The jump to an almost non-existent flat-rate solar FiT is also a huge concern for the solar industry, not to mention government renewables targets, for its potential to put a major dampener on demand for new installations – particularly while home batteries remain financially out of reach for the majority of households.

“This is a worrying day for solar installers,” says Tristan Edis from Green Energy Markets, “but it should be seen as great achievement,” he adds.

“The technology that renewable energy critics dismissed as a token bit of expensive virtue signalling has brought wholesale energy market prices down to an average of zero across daylight hours.

  • “It really makes you wonder how anyone can be arguing that renewables are pushing up prices when solar (in combination with wind) has pushed wholesale energy prices to zero across most of daylight hours.”

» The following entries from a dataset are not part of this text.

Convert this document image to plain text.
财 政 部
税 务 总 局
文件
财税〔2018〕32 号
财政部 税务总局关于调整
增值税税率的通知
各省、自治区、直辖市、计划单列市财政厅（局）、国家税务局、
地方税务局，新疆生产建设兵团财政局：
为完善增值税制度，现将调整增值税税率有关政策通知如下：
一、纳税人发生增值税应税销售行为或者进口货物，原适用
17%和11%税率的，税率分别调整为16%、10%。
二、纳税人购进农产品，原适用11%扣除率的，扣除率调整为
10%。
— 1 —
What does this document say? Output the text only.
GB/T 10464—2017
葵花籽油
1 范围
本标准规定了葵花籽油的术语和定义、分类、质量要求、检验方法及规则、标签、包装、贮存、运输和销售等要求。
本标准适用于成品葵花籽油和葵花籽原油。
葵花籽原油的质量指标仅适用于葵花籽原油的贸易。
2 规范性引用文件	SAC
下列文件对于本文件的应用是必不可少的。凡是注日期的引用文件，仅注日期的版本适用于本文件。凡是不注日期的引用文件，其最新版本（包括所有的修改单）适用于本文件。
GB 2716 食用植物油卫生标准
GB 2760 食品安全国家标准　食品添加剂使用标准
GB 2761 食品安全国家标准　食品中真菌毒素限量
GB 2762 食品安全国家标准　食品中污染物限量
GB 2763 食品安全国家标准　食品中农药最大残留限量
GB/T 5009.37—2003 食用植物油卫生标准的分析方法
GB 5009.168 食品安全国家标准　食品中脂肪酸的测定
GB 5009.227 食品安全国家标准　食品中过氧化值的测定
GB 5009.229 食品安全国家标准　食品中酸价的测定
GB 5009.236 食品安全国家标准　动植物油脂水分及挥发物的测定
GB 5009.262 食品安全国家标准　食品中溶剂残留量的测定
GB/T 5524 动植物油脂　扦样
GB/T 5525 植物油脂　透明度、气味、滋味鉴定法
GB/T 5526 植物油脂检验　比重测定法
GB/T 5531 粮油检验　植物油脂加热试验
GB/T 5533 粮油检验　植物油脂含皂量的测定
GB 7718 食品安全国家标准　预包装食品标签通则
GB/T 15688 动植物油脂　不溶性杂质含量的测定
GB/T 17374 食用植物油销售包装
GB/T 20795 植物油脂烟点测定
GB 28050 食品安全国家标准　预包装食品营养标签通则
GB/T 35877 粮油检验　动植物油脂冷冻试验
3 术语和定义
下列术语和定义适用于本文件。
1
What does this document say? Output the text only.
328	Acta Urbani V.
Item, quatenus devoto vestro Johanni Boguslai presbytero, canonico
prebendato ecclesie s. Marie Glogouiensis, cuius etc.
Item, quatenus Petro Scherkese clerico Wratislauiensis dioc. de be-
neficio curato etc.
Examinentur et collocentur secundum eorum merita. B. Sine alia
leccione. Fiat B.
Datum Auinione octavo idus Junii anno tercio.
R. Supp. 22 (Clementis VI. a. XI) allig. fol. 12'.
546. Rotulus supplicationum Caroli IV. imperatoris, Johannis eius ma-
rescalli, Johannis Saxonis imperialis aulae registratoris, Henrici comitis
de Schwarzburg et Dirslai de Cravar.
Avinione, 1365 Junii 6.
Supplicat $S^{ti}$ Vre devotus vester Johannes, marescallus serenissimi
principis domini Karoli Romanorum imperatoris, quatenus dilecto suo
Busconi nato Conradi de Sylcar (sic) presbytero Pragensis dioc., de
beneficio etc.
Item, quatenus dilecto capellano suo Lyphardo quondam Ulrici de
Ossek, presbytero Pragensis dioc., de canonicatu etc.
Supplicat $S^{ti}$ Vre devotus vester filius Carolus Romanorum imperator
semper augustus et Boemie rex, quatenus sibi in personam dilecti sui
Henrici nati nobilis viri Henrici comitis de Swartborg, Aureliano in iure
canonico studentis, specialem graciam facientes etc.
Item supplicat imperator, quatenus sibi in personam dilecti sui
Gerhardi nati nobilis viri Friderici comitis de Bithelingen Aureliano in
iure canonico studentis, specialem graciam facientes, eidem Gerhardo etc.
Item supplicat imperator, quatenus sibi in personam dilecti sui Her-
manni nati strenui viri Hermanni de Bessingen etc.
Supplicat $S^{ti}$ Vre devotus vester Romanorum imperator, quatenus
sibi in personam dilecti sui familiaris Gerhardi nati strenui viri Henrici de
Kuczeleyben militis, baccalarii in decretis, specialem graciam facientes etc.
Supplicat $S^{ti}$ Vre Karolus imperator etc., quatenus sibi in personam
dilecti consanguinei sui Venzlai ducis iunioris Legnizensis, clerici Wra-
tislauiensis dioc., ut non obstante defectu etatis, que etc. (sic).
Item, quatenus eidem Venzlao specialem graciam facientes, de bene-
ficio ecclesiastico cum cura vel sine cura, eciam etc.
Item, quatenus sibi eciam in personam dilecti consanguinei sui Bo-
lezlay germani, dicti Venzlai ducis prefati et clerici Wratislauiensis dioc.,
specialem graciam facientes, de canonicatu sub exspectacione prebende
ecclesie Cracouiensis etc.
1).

Edis says the next key task for industry and government is to pivot to batteries and other tools that will help consumers to shift power demand out of the peak period and into daylight hours.

“This includes better insulated homes and air conditioning so that homes can be heated or cooled during daylight hours in advance of people getting home, as well as electric heat-pump water heaters.”

Matthew van der Linden, the founder and CEO of solar focused retailer Flow Power, says it’s important to stress that the ESC’s draft decision has also published minimum feed-in-tariffs options that would reward customers for exporting electricity into peak windows and overnight.

“Working with customers to help them use more electricity during solar hours and encouraging them to invest in batteries and EVs is going to be key to transitioning our market to a renewable one,” he told Renew Economy on Monday.

Matt Rennie, the co-CEO of advisory Rennie, says the slashing of the flat-rate FiT is a “good call.”

“For people that can or have afforded solar installations in the past, the new signal is to buy a battery and store the lost power,” Rennie writes on LinkedIn.

“This will help payback periods, which have been stuck at 10-14 years and may (as prices unfortunately keep rising) provide a means for either investment in cost avoidance by households that can, or for government to direct subsidies towards batteries for those that can’t.

“Good signals drive innovation, and this will open up new products in the [virtual power plant] space and the ability to extend and examine the economics of storage honestly and transparently as the game gets more serious,” Rennie says.

Sohail Hasnie, former principal energy specialist at the Asian Development Bank, says the new FiT reflects the rapidly emerging renewable energy market reality and says this should translate into good news for consumers.

“One could argue that, for all practical purposes, the value of a kWh during sunlight hours in Victoria is rapidly approaching zero,” he writes on LinkedIn.

“As batteries become more affordable, we are moving closer to a scenario where abundant, zero-marginal-cost electricity could effectively provide ‘free’ electricity for residential customers. Ultimately, everywhere!”

Feedback on the ESC’s draft decision closes at 5 pm on Friday 31 January 2025. Comments and formal submissions can be made via the Engage Victoria website. The regulator says it will review feedback and release a final decision by February 28, 2025.